Basketball to sourdough: teachers’ ambitious New Year’s resolutions

Sam Alswang

As Christmas passes, followed by Hanukkah and New Years, you are left with the sad, harsh reality that you must return to school. However, students return with a new determination—a new year, new me mentality. But Wilson students are not the only members of the community that return different; our teachers also have goals that they are working towards in this new year. 

Jamaal Wise, resident “Big Man” and beloved algebra teacher, has decided to focus on helping the basketball team at Montgomery Community College win the Junior College National Championship. He feels there is lots of work that he can continue to do in order to help the players as they make a run at the championship, and his goal is to improve the program in the new year. 

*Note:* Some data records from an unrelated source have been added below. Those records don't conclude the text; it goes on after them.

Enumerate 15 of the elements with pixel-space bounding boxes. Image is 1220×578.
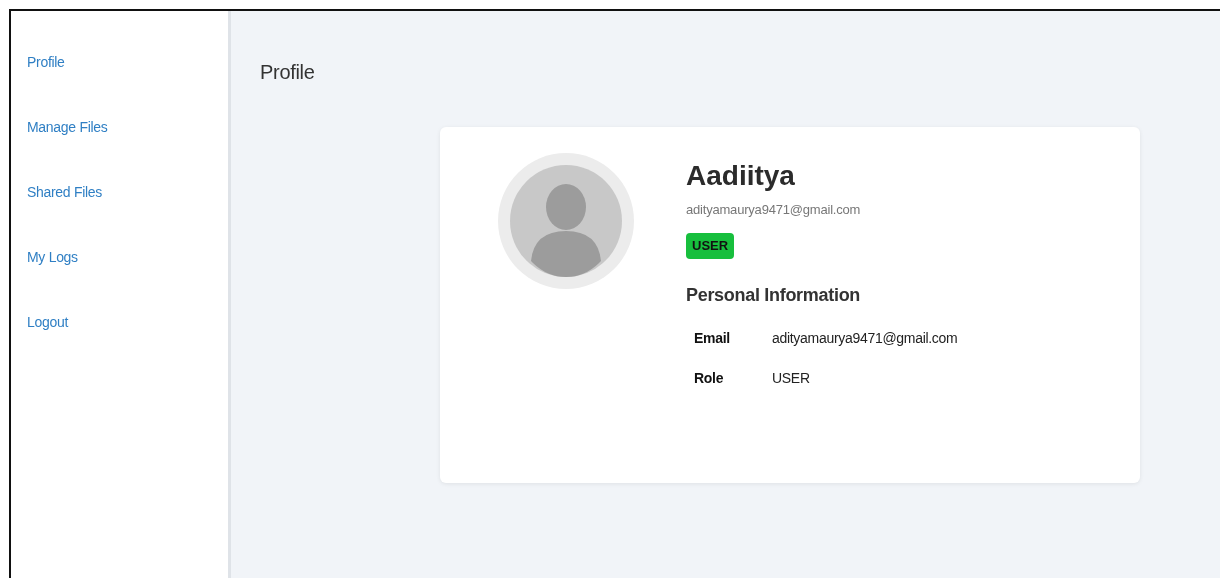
- avatar-icon: [498, 153, 634, 289]
- section-title: Personal Information: [686, 284, 862, 307]
- sidebar-link[interactable]: Manage Files: [27, 114, 108, 140]
- sidebar-link[interactable]: Logout: [27, 309, 69, 335]
- detail-label: Role: [693, 369, 725, 387]
- detail-value: adityamaurya9471@gmail.com: [772, 329, 958, 347]
- sidebar-link[interactable]: My Logs: [27, 244, 78, 270]
- user-name: Aadiitya: [686, 159, 796, 193]
- detail-label: Email: [693, 329, 731, 347]
- role-badge: USER: [686, 233, 735, 259]
- sidebar-link[interactable]: Profile: [27, 49, 65, 75]
- page-title: Profile: [260, 60, 316, 85]
- user-email: adityamaurya9471@gmail.com: [686, 201, 862, 219]
- sidebar-link[interactable]: Shared Files: [27, 179, 102, 205]
- detail-value: USER: [772, 369, 810, 387]
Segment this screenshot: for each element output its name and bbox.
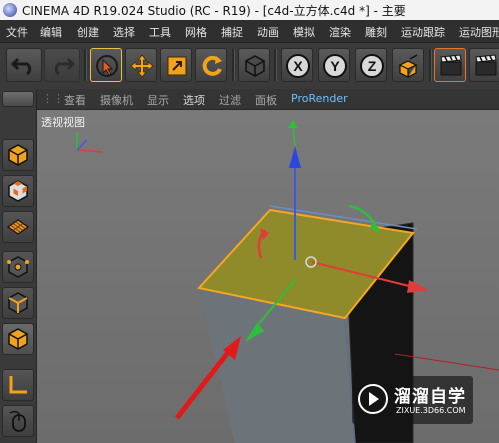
rotate-button[interactable]	[195, 48, 227, 82]
menu-bar: 文件 编辑 创建 选择 工具 网格 捕捉 动画 模拟 渲染 雕刻 运动跟踪 运动…	[0, 20, 499, 43]
scale-button[interactable]	[160, 48, 192, 82]
watermark-name: 溜溜自学	[394, 387, 466, 407]
points-mode-button[interactable]	[2, 251, 34, 283]
render-picture-viewer-icon	[475, 54, 497, 76]
menu-sculpt[interactable]: 雕刻	[365, 24, 387, 40]
render-view-icon	[440, 54, 462, 76]
coordinate-system-icon	[398, 54, 418, 78]
y-axis-icon: Y	[323, 54, 347, 78]
cinema4d-app-icon	[3, 3, 17, 17]
rotate-icon	[202, 55, 222, 76]
menu-create[interactable]: 创建	[77, 24, 99, 40]
live-selection-icon	[96, 55, 118, 77]
viewport-menu-prorender[interactable]: ProRender	[291, 92, 348, 105]
view-gizmo-x	[76, 149, 104, 153]
make-editable-icon	[8, 144, 28, 166]
main-toolbar: X Y Z	[0, 43, 499, 90]
y-axis-button[interactable]: Y	[318, 48, 350, 82]
viewport-menu-bar: ⋮⋮ 查看 摄像机 显示 选项 过滤 面板 ProRender	[36, 89, 499, 110]
menu-motion-tracking[interactable]: 运动跟踪	[401, 24, 445, 40]
toolbar-separator	[232, 49, 235, 81]
mouse-tweak-button[interactable]	[2, 405, 34, 437]
render-picture-viewer-button[interactable]	[469, 48, 499, 82]
render-view-button[interactable]	[434, 48, 466, 82]
x-axis-button[interactable]: X	[281, 48, 313, 82]
make-editable-button[interactable]	[2, 139, 34, 171]
axis-mode-button[interactable]	[2, 369, 34, 401]
viewport-label: 透视视图	[41, 116, 85, 129]
menu-file[interactable]: 文件	[6, 24, 28, 40]
x-axis-icon: X	[286, 54, 310, 78]
undo-button[interactable]	[6, 48, 42, 82]
undo-icon	[10, 57, 32, 76]
redo-button[interactable]	[44, 48, 80, 82]
watermark-url: ZIXUE.3D66.COM	[396, 406, 466, 415]
z-axis-label: Z	[368, 58, 377, 74]
polygons-mode-button[interactable]	[2, 323, 34, 355]
viewport-menu-panel[interactable]: 面板	[255, 92, 277, 108]
checker-cube-button[interactable]	[2, 175, 34, 207]
menu-animate[interactable]: 动画	[257, 24, 279, 40]
z-axis-button[interactable]: Z	[355, 48, 387, 82]
x-axis-arrow[interactable]	[407, 280, 429, 293]
move-button[interactable]	[125, 48, 157, 82]
menu-mesh[interactable]: 网格	[185, 24, 207, 40]
menu-snap[interactable]: 捕捉	[221, 24, 243, 40]
mouse-tweak-icon	[9, 410, 26, 432]
menu-render[interactable]: 渲染	[329, 24, 351, 40]
view-gizmo-z	[76, 139, 88, 151]
title-bar: CINEMA 4D R19.024 Studio (RC - R19) - [c…	[0, 0, 499, 21]
axis-mode-icon	[9, 376, 27, 394]
points-mode-icon	[7, 256, 29, 278]
menu-select[interactable]: 选择	[113, 24, 135, 40]
scale-icon	[167, 56, 187, 76]
viewport-menu-filter[interactable]: 过滤	[219, 92, 241, 108]
edges-mode-button[interactable]	[2, 287, 34, 319]
y-axis-arrow[interactable]	[289, 146, 301, 168]
viewport-grip-icon: ⋮⋮	[42, 92, 64, 105]
texture-grid-button[interactable]	[2, 211, 34, 243]
menu-tools[interactable]: 工具	[149, 24, 171, 40]
menu-edit[interactable]: 编辑	[40, 24, 62, 40]
viewport-menu-display[interactable]: 显示	[147, 92, 169, 108]
edges-mode-icon	[8, 292, 28, 314]
x-axis-label: X	[293, 58, 303, 74]
last-object-button[interactable]	[238, 48, 270, 82]
left-mode-toolbar	[0, 89, 37, 443]
z-axis-icon: Z	[360, 54, 384, 78]
last-object-icon	[245, 55, 265, 77]
viewport-menu-cameras[interactable]: 摄像机	[100, 92, 133, 108]
play-logo-icon	[358, 384, 388, 414]
viewport-menu-view[interactable]: 查看	[64, 92, 86, 108]
move-icon	[130, 54, 154, 78]
toolbar-separator	[84, 49, 87, 81]
y-axis-label: Y	[330, 58, 340, 74]
window-title: CINEMA 4D R19.024 Studio (RC - R19) - [c…	[22, 4, 406, 18]
texture-grid-icon	[6, 219, 30, 235]
redo-icon	[54, 57, 76, 76]
toolbar-separator	[274, 49, 277, 81]
toolbar-separator	[429, 49, 432, 81]
menu-mograph[interactable]: 运动图形	[459, 24, 499, 40]
viewport-sphere-button[interactable]	[2, 91, 34, 107]
checker-cube-icon	[8, 180, 28, 202]
coordinate-system-button[interactable]	[392, 48, 424, 82]
z-axis-arrow-top[interactable]	[288, 120, 298, 128]
menu-simulate[interactable]: 模拟	[293, 24, 315, 40]
polygons-mode-icon	[8, 328, 28, 350]
watermark: 溜溜自学 ZIXUE.3D66.COM	[352, 376, 473, 424]
viewport-menu-options[interactable]: 选项	[183, 92, 205, 108]
live-selection-button[interactable]	[90, 48, 122, 82]
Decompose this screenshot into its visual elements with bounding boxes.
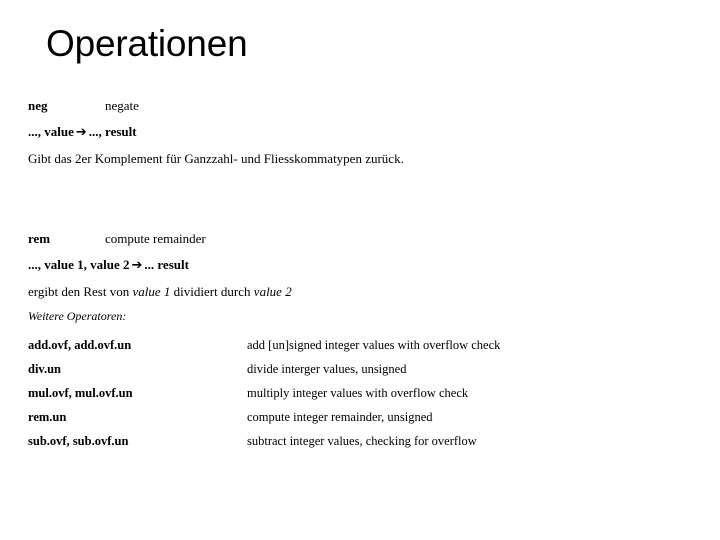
operation-header: rem compute remainder (0, 229, 720, 249)
operator-description-cell: subtract integer values, checking for ov… (247, 434, 477, 448)
operation-mnemonic: rem (28, 231, 51, 246)
signature-stack-after: ... result (144, 257, 189, 272)
table-row: add.ovf, add.ovf.un add [un]signed integ… (28, 333, 688, 357)
operator-description-cell: divide interger values, unsigned (247, 362, 407, 376)
operation-entry-rem: rem compute remainder ..., value 1, valu… (0, 229, 720, 302)
operator-description-cell: multiply integer values with overflow ch… (247, 386, 469, 400)
right-arrow-icon: ➔ (75, 125, 87, 140)
signature-stack-before: ..., value (28, 124, 74, 139)
table-row: mul.ovf, mul.ovf.un multiply integer val… (28, 381, 688, 405)
further-operators-table: add.ovf, add.ovf.un add [un]signed integ… (28, 333, 688, 453)
operation-gloss: negate (105, 98, 139, 113)
description-value-ref-2: value 2 (253, 284, 292, 299)
description-prefix: ergibt den Rest von (28, 284, 133, 299)
further-operators-table-body: add.ovf, add.ovf.un add [un]signed integ… (28, 333, 688, 453)
operation-description: ergibt den Rest von value 1 dividiert du… (28, 282, 720, 302)
slide-body: neg negate ..., value ➔..., result Gibt d… (0, 96, 720, 328)
operator-name-cell: div.un (28, 362, 62, 376)
signature-stack-after: ..., result (88, 124, 137, 139)
operator-description-cell: add [un]signed integer values with overf… (247, 338, 501, 352)
operator-name-cell: rem.un (28, 410, 67, 424)
table-row: div.un divide interger values, unsigned (28, 357, 688, 381)
operation-mnemonic: neg (28, 98, 48, 113)
signature-stack-before: ..., value 1, value 2 (28, 257, 130, 272)
operation-entry-neg: neg negate ..., value ➔..., result Gibt d… (0, 96, 720, 169)
operation-signature: ..., value 1, value 2 ➔... result (28, 255, 720, 276)
operator-name-cell: add.ovf, add.ovf.un (28, 338, 132, 352)
page-title: Operationen (46, 23, 248, 64)
further-operators-section: Weitere Operatoren: add.ovf, add.ovf.un … (0, 308, 720, 453)
right-arrow-icon: ➔ (131, 258, 143, 273)
operator-name-cell: mul.ovf, mul.ovf.un (28, 386, 133, 400)
table-row: sub.ovf, sub.ovf.un subtract integer val… (28, 429, 688, 453)
operator-name-cell: sub.ovf, sub.ovf.un (28, 434, 129, 448)
slide: Operationen neg negate ..., value ➔..., r… (0, 0, 720, 540)
operator-description-cell: compute integer remainder, unsigned (247, 410, 433, 424)
operation-header: neg negate (0, 96, 720, 116)
description-middle: dividiert durch (170, 284, 254, 299)
table-row: rem.un compute integer remainder, unsign… (28, 405, 688, 429)
operation-gloss: compute remainder (105, 231, 206, 246)
further-operators-heading: Weitere Operatoren: (28, 309, 127, 323)
operation-signature: ..., value ➔..., result (28, 122, 720, 143)
description-value-ref-1: value 1 (132, 284, 171, 299)
operation-description: Gibt das 2er Komplement für Ganzzahl- un… (28, 151, 404, 166)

Another treasured member of Wilson’s math department, Dale Glasspiegel, will continue his exploration of previous years’ experiments to make foods like yogurt, kombucha, and sauerkraut at home, this year baking sourdough bread. His process will start with making a basic yeast starter that he will feed every day, hopefully helping him prepare for being a father by the end of the year. “The starter relies on me the same way my child will. It needs to be fed and taken care of,” Glasspiegel said. He feels that resolutions are useless if people have no intention of following them. Glasspiegel is prepared to complete his resolution because he “watched endless videos on sourdough,” and knows that by February at least, he will have some tasty bread. 

Gym teacher Desmond Dunham is taking on the new year as a new possibility for improvement. He sees this as an opportunity to challenge himself and the people around him to be better people every day. His time on the track and as a coach has taught him that “we can only grow through challenges,” so he is making it his mission to push himself, his students, and his athletes to grow as people this year. 

Last but not least, 11th-grade assistant principal Julian Pineda is looking to travel to two countries. He says he wants to see Eastern Europe but “not until he masters Excel.”